> This is derived from GPT-2-small. So we already know that the state of the art...

pmoriarty · on March 17, 2019

I've just been reading through your methodology in the first part of your article (dealing with prose works like Twain, Austen, etc), where you mention you strip off the beginning of Project Gutenberg books, which contain boilerplate.

I'd like to suggest that you also strip the ends of their books, as they also contain boilerplate. In addition, I'd suggest stripping out introductions. The early results you got from Shakespeare sounded like they may have been taken partly from the intructions, which weren't written by Shakespeare at all, but by much later authors.

I also noticed that you ran out of memory at one point and reduced the neuron count as a result. You might want to consider doing some quick runs on AWS (or one of their competitors), where you can get plenty of memory (and also faster machines). That way you won't have to compromise your NN architecture for lack of resources.

Something else to consider is using some other optimization techniques like GA or GP to optimize the NN architecture or NN parameters, and also to maybe have multiple NN's vote on the results. Such metaheuristic and ensemble techniques have shown promising results.

Yet another thing to consider is using something called Dynamic Subset Selection to effectively train on the most difficult portions of the training data. I have not used this technique with NN's, but it's worked well with GP, and saves a lot of time.

gwern · on March 17, 2019

If I were to revisit those specific experiments, I wouldn't use AWS as it is very expensive. Fortunately, I now have my own workstation with 2x1080ti (which have ~5x more VRAM than the mobile GPU I was using at the time, IIRC).
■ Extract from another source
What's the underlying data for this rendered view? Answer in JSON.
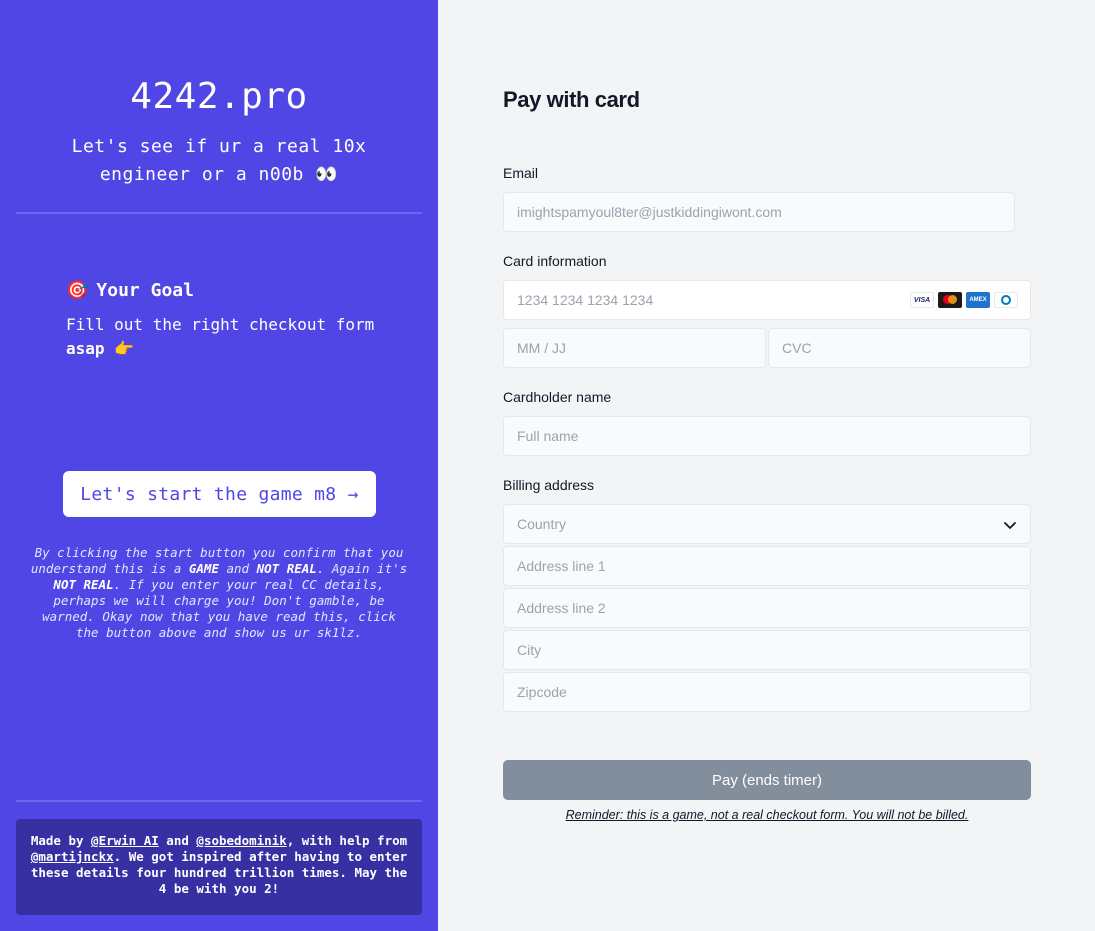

There are a lot of hyperparameter optimization methods, but HO is only worthwhile if you can afford a lot of runs and usually delivers relatively small gains compared to scaling up your model/dataset. Right now, it seems like it would be a better approach to continue scaling up the Transformer and/or switching to Transformer-XL than it would be to attempt hyperparameter tuning of GPT-2-small finetuning training.